Less well recognized was vCJD among people who’d received hGH pooled from the pituitary glands of cadavers, between 1959 and 1985, when recombinant hGH took over treatment. The dose was massive – typically 50 or more cadavers per year of treatment per patient, most of them children or teens with time for the infectious prions to spread. At least 1,848 patients with short stature developed vCJD, mostly in the UK. A history of human growth hormone therapy is here.
Autopsies of some of the patients revealed the classic amyloid-beta pathology of Alzheimer’s disease, but the CJD would likely have killed these patients long before the cognitive symptoms of Alzheimer’s had had time to manifest. But when researchers injected mice with saved samples of the tainted hGH, the rodents, which develop much faster, indeed showed the classic amyloid-beta plaques of Alzheimer’s.
Experts Urge Not to Worry
When recombinant DNA technology was invented in the 1970s, it instantly provided a way to mass-produce a medicinally important protein without the taint of passage through an organism – like the gunky brain of an itchy sheep or a staggering, sick cannibal. Recombinant human growth hormone (rhGH) became available in 1985. And so the researchers urge that their report consider the history and not be taken out of context.
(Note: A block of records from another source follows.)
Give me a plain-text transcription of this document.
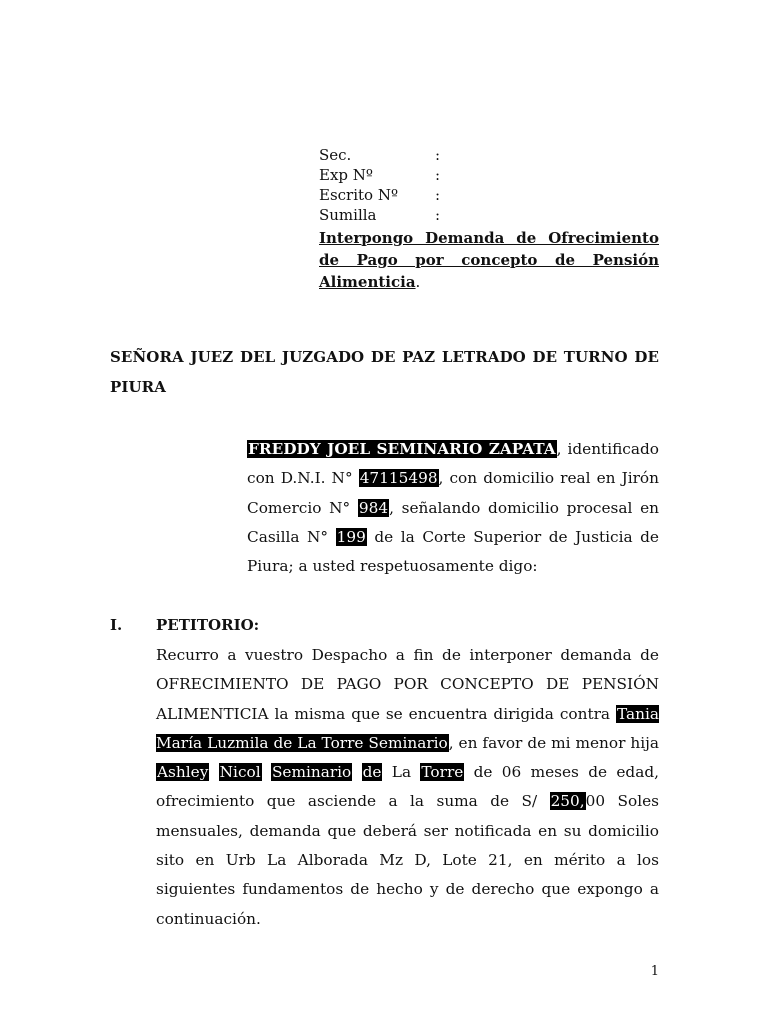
Sec.	:
Exp Nº	:
Escrito Nº	:
Sumilla	:
Interpongo Demanda de Ofrecimiento de Pago por concepto de Pensión Alimenticia.
SEÑORA JUEZ DEL JUZGADO DE PAZ LETRADO DE TURNO DE PIURA
FREDDY JOEL SEMINARIO ZAPATA, identificado con D.N.I. N° 47115498, con domicilio real en Jirón Comercio N° 984, señalando domicilio procesal en Casilla N° 199 de la Corte Superior de Justicia de Piura; a usted respetuosamente digo:
I. PETITORIO:
Recurro a vuestro Despacho a fin de interponer demanda de OFRECIMIENTO DE PAGO POR CONCEPTO DE PENSIÓN ALIMENTICIA la misma que se encuentra dirigida contra Tania María Luzmila de La Torre Seminario, en favor de mi menor hija Ashley Nicol Seminario de La Torre de 06 meses de edad, ofrecimiento que asciende a la suma de S/ 250,00 Soles mensuales, demanda que deberá ser notificada en su domicilio sito en Urb La Alborada Mz D, Lote 21, en mérito a los siguientes fundamentos de hecho y de derecho que expongo a continuación.
1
“There is no suggestion whatsoever that Alzheimer’s disease can be transmitted between individuals during activities of daily life or routine medical care. The patients we have described were given a specific and long-discontinued medical treatment, which involved injecting patients with material now known to have been contaminated with disease-related proteins,” explained Collinge. The possibility of transmitting amyloid-beta pathology should lead to ensuring that measures to prevent accidental transmission via other medical or surgical procedures are in place, he added.
Co-author Jonathan Schott stressed that although the circumstances that inspired the study are highly unusual, the findings “provide potentially valuable insights into disease mechanisms, and pave the way for further research, which we hope will further our understanding of the causes of more typical, late-onset Alzheimer’s disease.”